The Kingsley Moghalu’s article on X is serious, sober and correct—which in Nigeria automatically makes it suspicious. It diagnoses Nigeria’s problem as the capture of power by a political elite obsessed with “primitive accumulation.” I disagree slightly. What we have is not primitive accumulation; it is advanced, sophisticated, PhD-level accumulation. These people have turned looting into a fintech product.
Kingsley Moghalu laments the exclusion of the “real elite”—intellectuals, professionals, technocrats like himself obviously. This is unfair. Nigeria has never excluded intellectuals. We merely assign them appropriate national roles: writing op-eds, attending conferences in hotels with intermittent electricity, and explaining on X, why things are collapsing again. Governance is too important to be left to people who read footnotes.
We are told that up to the 1970s Nigeria was progressing. True. That was before we discovered oil, easy money, and the revolutionary idea that you can be spectacularly incompetent and still be in charge. Progress was moving nicely until we realised that planning is stressful, while sharing money is relaxing and builds “structure.”
The military era, we are reminded, tried to rejig the country and even built infrastructure. Yes. Soldiers, for all their faults, had a simple worldview: command, obey, build road. Civilians complicated things with concepts like accountability, ideology and manifestos—documents which, in Nigeria, are largely fictional literature.
Then came 1999 and OBJ, armed with technocrats in one hand and political entrepreneurs in the other. A delicate balancing act, like holding a copy of the World Bank report while shaking hands with your village meeting chairman. Unsurprisingly, the entrepreneurs won. They always do. Technocrats ask, “Does this policy work?” Political entrepreneurs ask, “Who is on the list?” Nigeria, being a humane country, chose inclusion.
By 2015, the political entrepreneur class was no longer sharing power; it was power. Thinkers became persona non grata, which is Latin for “please keep quiet, you are disturbing the sharing.” Ambassadors were left unappointed for two years because, frankly, embassies don’t vote. Besides, what exactly do ambassadors do? Talk? Think? Explain Nigeria to foreigners? Abeg.

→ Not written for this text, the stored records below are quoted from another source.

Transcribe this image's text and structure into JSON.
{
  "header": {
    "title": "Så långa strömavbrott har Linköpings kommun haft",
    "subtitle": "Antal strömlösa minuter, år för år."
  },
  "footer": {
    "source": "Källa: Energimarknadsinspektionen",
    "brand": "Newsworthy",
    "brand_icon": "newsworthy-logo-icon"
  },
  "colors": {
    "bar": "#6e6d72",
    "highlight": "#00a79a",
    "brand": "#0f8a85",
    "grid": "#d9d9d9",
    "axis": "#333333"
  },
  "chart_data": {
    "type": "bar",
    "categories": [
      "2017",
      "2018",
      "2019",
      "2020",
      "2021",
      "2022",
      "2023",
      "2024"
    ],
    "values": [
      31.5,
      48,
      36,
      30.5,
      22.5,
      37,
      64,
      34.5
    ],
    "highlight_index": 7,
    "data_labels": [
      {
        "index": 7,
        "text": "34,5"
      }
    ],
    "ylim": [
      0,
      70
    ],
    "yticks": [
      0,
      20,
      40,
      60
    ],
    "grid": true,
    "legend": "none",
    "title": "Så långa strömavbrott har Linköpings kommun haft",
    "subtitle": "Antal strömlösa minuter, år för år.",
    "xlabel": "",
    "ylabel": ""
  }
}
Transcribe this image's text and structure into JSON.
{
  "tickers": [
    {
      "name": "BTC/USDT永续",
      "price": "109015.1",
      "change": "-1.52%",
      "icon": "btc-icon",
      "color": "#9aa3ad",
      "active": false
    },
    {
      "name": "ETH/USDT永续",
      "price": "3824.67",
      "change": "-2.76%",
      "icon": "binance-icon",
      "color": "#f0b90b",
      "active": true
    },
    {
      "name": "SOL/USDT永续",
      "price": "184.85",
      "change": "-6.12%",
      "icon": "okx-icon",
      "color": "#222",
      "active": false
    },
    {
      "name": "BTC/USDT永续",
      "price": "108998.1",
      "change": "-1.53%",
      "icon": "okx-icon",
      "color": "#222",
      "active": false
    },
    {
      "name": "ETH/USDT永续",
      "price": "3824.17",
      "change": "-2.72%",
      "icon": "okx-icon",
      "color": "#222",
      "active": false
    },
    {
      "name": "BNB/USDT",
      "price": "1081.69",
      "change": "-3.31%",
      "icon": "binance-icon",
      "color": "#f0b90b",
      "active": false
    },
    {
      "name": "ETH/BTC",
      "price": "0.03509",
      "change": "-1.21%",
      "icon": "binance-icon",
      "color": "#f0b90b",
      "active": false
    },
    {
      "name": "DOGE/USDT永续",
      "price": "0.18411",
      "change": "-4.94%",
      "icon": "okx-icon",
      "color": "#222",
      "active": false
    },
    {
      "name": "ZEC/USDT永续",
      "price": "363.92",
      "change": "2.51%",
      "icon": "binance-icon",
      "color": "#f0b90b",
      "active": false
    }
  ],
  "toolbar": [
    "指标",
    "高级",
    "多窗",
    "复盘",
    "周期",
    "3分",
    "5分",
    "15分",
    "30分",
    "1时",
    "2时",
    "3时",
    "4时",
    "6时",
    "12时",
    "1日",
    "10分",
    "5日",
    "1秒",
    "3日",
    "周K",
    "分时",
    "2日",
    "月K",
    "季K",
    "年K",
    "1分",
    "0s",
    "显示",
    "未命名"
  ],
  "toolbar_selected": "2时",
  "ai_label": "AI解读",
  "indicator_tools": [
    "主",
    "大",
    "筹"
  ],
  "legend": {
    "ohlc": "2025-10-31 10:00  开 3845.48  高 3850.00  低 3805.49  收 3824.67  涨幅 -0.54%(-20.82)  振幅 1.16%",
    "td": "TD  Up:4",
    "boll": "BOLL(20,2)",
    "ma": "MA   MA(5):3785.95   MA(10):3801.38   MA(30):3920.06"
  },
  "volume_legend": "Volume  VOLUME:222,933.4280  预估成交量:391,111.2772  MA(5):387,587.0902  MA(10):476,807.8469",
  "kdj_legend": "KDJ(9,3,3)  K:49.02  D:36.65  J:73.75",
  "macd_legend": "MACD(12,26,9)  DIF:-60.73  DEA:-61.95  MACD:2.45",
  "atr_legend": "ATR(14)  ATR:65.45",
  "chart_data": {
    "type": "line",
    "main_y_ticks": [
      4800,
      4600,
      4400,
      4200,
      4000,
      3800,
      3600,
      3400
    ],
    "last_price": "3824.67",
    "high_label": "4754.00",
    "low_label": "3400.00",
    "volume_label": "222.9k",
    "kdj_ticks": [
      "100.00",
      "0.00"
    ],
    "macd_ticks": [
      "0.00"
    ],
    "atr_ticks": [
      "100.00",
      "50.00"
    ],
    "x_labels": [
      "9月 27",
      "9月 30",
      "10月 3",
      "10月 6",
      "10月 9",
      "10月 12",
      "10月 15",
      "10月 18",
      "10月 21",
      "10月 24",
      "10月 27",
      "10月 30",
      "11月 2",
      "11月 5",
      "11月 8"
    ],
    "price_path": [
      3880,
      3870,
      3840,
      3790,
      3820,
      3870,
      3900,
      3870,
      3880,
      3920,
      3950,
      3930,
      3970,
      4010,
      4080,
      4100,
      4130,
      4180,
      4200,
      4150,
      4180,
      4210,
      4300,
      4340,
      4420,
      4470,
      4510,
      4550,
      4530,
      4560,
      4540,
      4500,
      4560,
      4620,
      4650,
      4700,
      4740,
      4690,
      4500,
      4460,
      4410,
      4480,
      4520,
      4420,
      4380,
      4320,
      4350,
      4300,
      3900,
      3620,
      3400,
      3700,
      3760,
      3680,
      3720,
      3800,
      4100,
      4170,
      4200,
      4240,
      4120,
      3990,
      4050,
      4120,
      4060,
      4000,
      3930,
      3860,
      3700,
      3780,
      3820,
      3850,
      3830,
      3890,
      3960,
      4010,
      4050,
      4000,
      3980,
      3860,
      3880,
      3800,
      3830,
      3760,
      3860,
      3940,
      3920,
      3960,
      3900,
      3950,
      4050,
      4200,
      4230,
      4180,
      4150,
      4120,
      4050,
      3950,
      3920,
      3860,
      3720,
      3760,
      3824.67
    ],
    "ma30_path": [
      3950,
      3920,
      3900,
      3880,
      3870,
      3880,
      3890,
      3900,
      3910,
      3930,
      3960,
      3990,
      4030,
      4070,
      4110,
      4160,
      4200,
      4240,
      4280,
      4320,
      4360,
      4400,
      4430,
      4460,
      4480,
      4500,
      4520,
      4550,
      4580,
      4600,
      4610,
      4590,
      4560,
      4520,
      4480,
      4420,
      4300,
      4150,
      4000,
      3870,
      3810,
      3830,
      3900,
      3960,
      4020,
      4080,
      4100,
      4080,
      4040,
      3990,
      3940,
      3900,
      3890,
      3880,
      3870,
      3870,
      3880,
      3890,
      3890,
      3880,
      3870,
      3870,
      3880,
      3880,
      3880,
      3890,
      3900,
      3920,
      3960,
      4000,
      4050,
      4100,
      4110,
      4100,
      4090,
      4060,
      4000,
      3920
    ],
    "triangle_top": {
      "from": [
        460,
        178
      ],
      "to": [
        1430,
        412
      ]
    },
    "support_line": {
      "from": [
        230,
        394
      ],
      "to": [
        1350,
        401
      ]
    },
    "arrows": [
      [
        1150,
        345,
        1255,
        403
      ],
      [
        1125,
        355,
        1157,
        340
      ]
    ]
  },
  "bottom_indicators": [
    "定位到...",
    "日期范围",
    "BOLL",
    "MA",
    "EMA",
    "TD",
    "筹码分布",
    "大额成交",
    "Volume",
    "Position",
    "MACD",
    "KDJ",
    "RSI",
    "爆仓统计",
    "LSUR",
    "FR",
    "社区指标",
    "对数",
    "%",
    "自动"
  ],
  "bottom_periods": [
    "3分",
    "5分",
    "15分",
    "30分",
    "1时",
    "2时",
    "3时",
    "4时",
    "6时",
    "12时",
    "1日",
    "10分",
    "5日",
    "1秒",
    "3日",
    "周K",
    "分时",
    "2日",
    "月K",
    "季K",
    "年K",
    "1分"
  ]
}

The article mourns the absence of serious thinking. This is inaccurate. Nigeria has plenty of thinking—just not about governance. We think deeply about elections, court orders, zoning formulas, party defections, and which scandal will blow over by Monday. Governance is a side hustle.
The call for an “age of enlightenment” is noble but ambitious. Enlightenment requires light. Light requires electricity. Let us not get ahead of ourselves. Independent institutions, rule of law, transparency—excellent ideas, but they lack political structure. You cannot deploy them during elections.
In conclusion, Nigeria has not failed because we rejected technocrats. We simply made a strategic decision to prioritise politics over governance, survival over progress, and noise over thinking. Until enlightenment can be monetised, securitised, and shared at ward level, the political entrepreneur will remain our most successful export.
And honestly, in a country where incompetence is renewable and outrage is seasonal, that might just be our most stable institution yet.